British TV and theatre actor

Ash Hunter is a British actor known for playing Heathcliff in Emma Rice’s production of Wuthering Heights at The National Theatre in London and Alexander Hamilton in the West End musical, Hamilton. He also had recurring roles in TV series Bridgerton (Netflix), Harlots (ITV/BBC/HULU) and The Secret Agent (BBC).

== Career ==

Hunter played the character Hedges in The Secret Agent – a BBC miniseries starring Stephen Graham and Toby Jones about a 19th century shop owner who doubles as a Russian spy.

He starred as the alternate Alexander Hamilton in the original production of hit West End musical Hamilton at the Victoria Palace Theatre in London from 2017-2018 before taking on the lead role full-time from December 2018 to early 2019.

In 2019 he took on the role of Hal Pincher in the third season of period TV drama Harlots, alongside Alfie Allen as his brother Isaac.

In 2020 he played Tom in series 1 of Shondaland’s historical-romance TV series Bridgerton, which became the most watched original TV series ever on Netflix

In 2021/22 Hunter took on the leading role of Heathcliff in Emma Rice’s acclaimed production of Wuthering Heights at The Bristol Old Vic in Bristol and The National Theatre in London.

The Times, which gave the play five stars, wrote: “The excellent Hunter sells us both on Heathcliff’s capricious cruelty and on the context of it” while the Evening Standard said: “Hunter powerfully expresses the character’s seething resentment and brutal iron will.” The British Theatre Guide called his depiction “an excellent performance of a difficult, complex character”.
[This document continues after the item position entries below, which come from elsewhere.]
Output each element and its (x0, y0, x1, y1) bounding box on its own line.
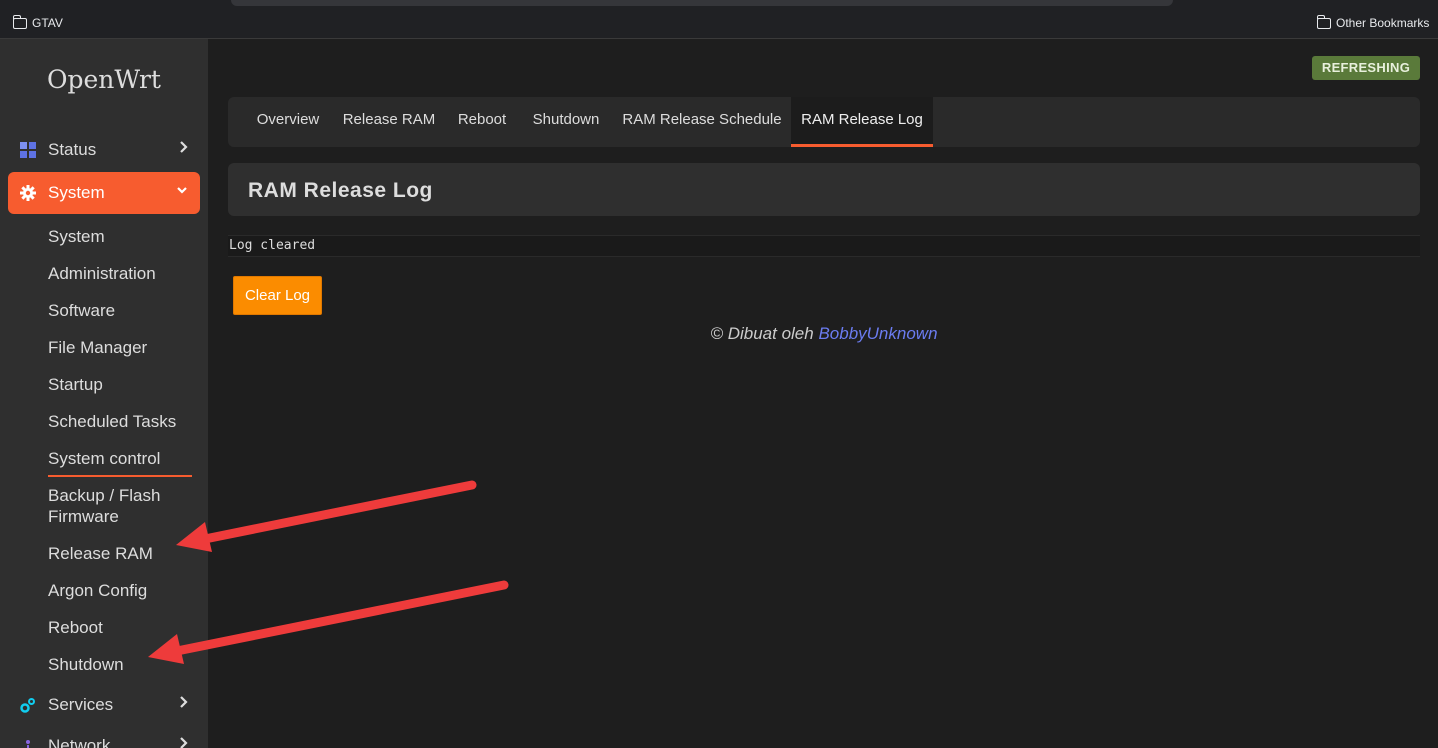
sidebar-item-label: Firmware (48, 507, 119, 526)
sidebar-item-system-control[interactable]: System control (48, 448, 193, 477)
chevron-right-icon (179, 736, 188, 748)
sidebar-item-startup[interactable]: Startup (48, 374, 103, 395)
tab-ram-release-schedule[interactable]: RAM Release Schedule (618, 97, 786, 147)
menu-system[interactable]: System (8, 172, 200, 214)
dashboard-icon (20, 142, 36, 158)
address-bar-edge (231, 0, 1173, 6)
tab-release-ram[interactable]: Release RAM (338, 97, 440, 147)
menu-label: Services (48, 695, 114, 714)
clear-log-button[interactable]: Clear Log (233, 276, 322, 315)
menu-label: System (48, 183, 105, 202)
menu-network[interactable]: Network (8, 725, 200, 748)
sidebar-item-label: Backup / Flash (48, 486, 161, 505)
network-icon (20, 738, 36, 748)
folder-icon (1316, 14, 1331, 29)
menu-status[interactable]: Status (8, 129, 200, 171)
chevron-right-icon (179, 695, 188, 712)
sidebar-item-system[interactable]: System (48, 226, 105, 247)
sidebar-item-administration[interactable]: Administration (48, 263, 156, 284)
footer-prefix: © Dibuat oleh (710, 324, 814, 343)
bookmarks-bar: GTAV Other Bookmarks (0, 0, 1438, 39)
sidebar: OpenWrt Status System System Administrat… (0, 39, 208, 748)
author-link[interactable]: BobbyUnknown (818, 324, 937, 343)
footer-credit: © Dibuat oleh BobbyUnknown (228, 324, 1420, 344)
log-output: Log cleared (228, 235, 1420, 257)
brand-logo[interactable]: OpenWrt (0, 65, 208, 94)
sidebar-item-software[interactable]: Software (48, 300, 115, 321)
arrow-to-release-ram (176, 480, 477, 552)
sidebar-item-backup-flash[interactable]: Backup / Flash Firmware (48, 485, 160, 527)
sidebar-item-shutdown[interactable]: Shutdown (48, 654, 124, 675)
chevron-right-icon (179, 140, 188, 157)
refreshing-badge[interactable]: REFRESHING (1312, 56, 1420, 80)
page-title: RAM Release Log (228, 163, 1420, 216)
tab-bar: Overview Release RAM Reboot Shutdown RAM… (228, 97, 1420, 147)
tab-shutdown[interactable]: Shutdown (526, 97, 606, 147)
folder-icon (12, 14, 27, 29)
menu-label: Status (48, 140, 97, 159)
bookmark-other[interactable]: Other Bookmarks (1316, 14, 1430, 30)
tab-ram-release-log[interactable]: RAM Release Log (791, 97, 933, 147)
tab-reboot[interactable]: Reboot (450, 97, 514, 147)
sidebar-item-release-ram[interactable]: Release RAM (48, 543, 153, 564)
gear-icon (20, 185, 36, 201)
sidebar-item-scheduled-tasks[interactable]: Scheduled Tasks (48, 411, 176, 432)
bookmark-gtav[interactable]: GTAV (12, 14, 63, 30)
sidebar-item-argon-config[interactable]: Argon Config (48, 580, 147, 601)
sidebar-item-reboot[interactable]: Reboot (48, 617, 103, 638)
bookmark-label: GTAV (32, 16, 63, 30)
menu-services[interactable]: Services (8, 684, 200, 726)
menu-label: Network (48, 736, 111, 748)
chevron-down-icon (176, 183, 188, 200)
tab-overview[interactable]: Overview (244, 97, 332, 147)
cogs-icon (20, 697, 36, 713)
sidebar-item-file-manager[interactable]: File Manager (48, 337, 147, 358)
bookmark-label: Other Bookmarks (1336, 16, 1430, 30)
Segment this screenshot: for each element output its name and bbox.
Hunter’s other theatre credits include: A Midsummer Night's Dream at the Almeida, Antony and Cleopatra with the RSC and Light Shining in Buckinghamshire at The National Theatre.

He was included in the Evening Standard’s ‘The faces to watch in 2022 in TV and theatre’ list.

Most recently, Ash Hunter performed in Macbeth (2024) at the Leeds Playhouse. His performance was loved among critics.